— Че торопишься-то? — притворно-дружелюбно спросил он.
— В мусарню успеешь, — добавил Виктор.
Теперь уже Платонов выпил, не объявляя тоста, и налил себе еще.
— Частишь, — заметил ему Виктор.
— Душа просит, — его же тоном ответил Константин, пытаясь хоть как-то представить диспозицию будущего боя. Какое-то время Платонов увлекался модными восточными единоборствами, но прекрасно понимал, что мастера рукопашного боя побеждают только в кино. Эффектно и стремительно. Но сейчас он предпочел бы рвануть, не оглядываясь, по лестнице или прямо в окно. Рванул бы, если б не Бабель, который даже не догадался снять свои двояковыпуклые очки, под стеклами которых так явно проступал испуг. Главное, что понимал в этот момент Платонов, — он теряет драгоценные секунды, необходимые на нанесение превентивных ударов. Что-то мешало ему — не страх даже — а именно ненужная в таких случаях порядочность. Нельзя бить первым? Да кто сказал, если ты точно знаешь, что тебе сейчас отвесят по полной, или саданут под сердце финский нож? Совсем ни к месту вспомнился недавний спор с тем же Бабелем, который, начитавшись псевдоисторика Суворова-Резуна (а, по сути, предателя), доказывал, что Сталин первый должен был напасть на Гитлера, а тот его упредил. Константин ответил тогда с явным раздражением: да надо было шибануть, а не катиться до Москвы, чтоб вылезать потом из берлоги. И что теперь мешало самому?..
— Пойду — отолью, — объявил вдруг Федор, с блаженной улыбкой поднимаясь с табурета, и на какое-то мгновение бдительность Платонова облегченно вздохнула: может не все так плохо и сейчас разрядится?
— Мне тоже надо, — использовал он возможность подняться на ноги, но пожалеть об этом не успел.

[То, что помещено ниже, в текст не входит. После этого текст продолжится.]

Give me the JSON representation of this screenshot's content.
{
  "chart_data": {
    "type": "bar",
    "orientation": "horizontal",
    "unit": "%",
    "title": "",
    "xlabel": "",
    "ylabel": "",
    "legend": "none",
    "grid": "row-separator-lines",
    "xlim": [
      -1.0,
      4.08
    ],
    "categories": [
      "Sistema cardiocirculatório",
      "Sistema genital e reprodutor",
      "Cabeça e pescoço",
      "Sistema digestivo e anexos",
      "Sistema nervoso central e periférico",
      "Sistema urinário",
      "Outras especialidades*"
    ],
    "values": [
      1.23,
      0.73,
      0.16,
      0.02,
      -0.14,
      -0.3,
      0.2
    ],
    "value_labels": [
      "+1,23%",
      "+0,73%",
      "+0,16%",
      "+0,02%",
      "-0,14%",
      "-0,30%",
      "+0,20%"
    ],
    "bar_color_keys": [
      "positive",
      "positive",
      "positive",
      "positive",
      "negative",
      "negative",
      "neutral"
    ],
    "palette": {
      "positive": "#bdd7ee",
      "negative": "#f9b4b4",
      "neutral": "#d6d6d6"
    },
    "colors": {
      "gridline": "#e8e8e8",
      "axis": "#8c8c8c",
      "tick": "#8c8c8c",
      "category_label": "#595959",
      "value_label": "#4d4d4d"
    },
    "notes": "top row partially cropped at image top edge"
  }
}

Откуда (из-под дивана, что ли?) в руках у Федора появился внушительный обрезок трубы, которым он с разворота ударил Константина по голеням обеих ног. Платонов упал подкошенный, даже не чувствуя боли. Боль рассыпалась по телу осколками большой берцовой кости уже после второго удара, нанесенного по тому же месту с другой стороны. Эх, а какой-нибудь Брюс Ли, подпрыгнул бы над летящей в ноги трубой и разрядил спружиненные пятки в висок противника!..
Последнее, что увидел Константин, перед тем как Виктор ударил его ногой в лицо, была окровавленная седая голова Бабеля, словно отрубленная безжизненно упавшая сначала на стол, а затем — на пол. Вместе с ударом хрустнули под другой ногой Виктора двояковыпуклые очки старого журналиста.
7
Не было ничего... Мир обрушился так, как это происходит после безумной пьянки, когда вернувшееся сознание судорожно задает вопросы типа: где я, что я начудил, где нагадил и т.п. Еще секунду назад тебя вообще не было, и даже не было ощущения, что вообще могут быть сферы, где ты только что пребывал. Остается только чувство несправедливо утраченного времени, определяющееся вопросом: я что-то пропустил?
— До сих пор верил, что на том свете все же что-то есть... — обозначил свое возвращение голосом Константин Платонов.
— А ты думал всем, кто получил пяткой в лоб, тот свет показывают? — ответил ему тихий женский голос.
Константин еще ничего не видел, кроме неясно проступающих в полумраке какого-то помещения граней потолка и стен, куда смотрели его чуть приоткрытые глаза. Вместе с сознанием вернулась боль. Она вполне осязаемым естеством наполняла голову, норовя вновь вытолкнуть, оборвать тонкие нити, связывающие мозг с еще не понятым внешним миром. Спасала от этого вибрирующая боль в обеих ногах, которая словно уравновешивала оба источника на неких метафизических весах, не позволяя одной из чаш погрузиться в зону небытия. Вот чашу головы кто-то нежно и совсем чуть-чуть приподнял, а она пообещала выплеснуться всеми мозгами наружу через рот, невыносимая тошнота подступила комком к горлу. Но губы ощутили поднесенную добрыми руками влагу и все же раскрылись, надеясь протолкнуть, смыть этот тошнотворный комок обратно.
Платонов сделал глоток, затем второй... Больше не мог, боялся приступа рвоты. Но никто через край и не лил. Голову вернули на место, весы качнулись между двумя импульсами боли и вновь замерли, чуть колышась то в ту, то в другую сторону. Влагой словно промыло коридоры памяти, и со страшным испугом от произошедшего Платонов спросил:
— Где Бабель? Что с ним?
— Кто?
— Со мной был мужчина, седой такой? Его убили?
— Почти, в коме он. Думают отключить аппарат.
— Какой аппарат?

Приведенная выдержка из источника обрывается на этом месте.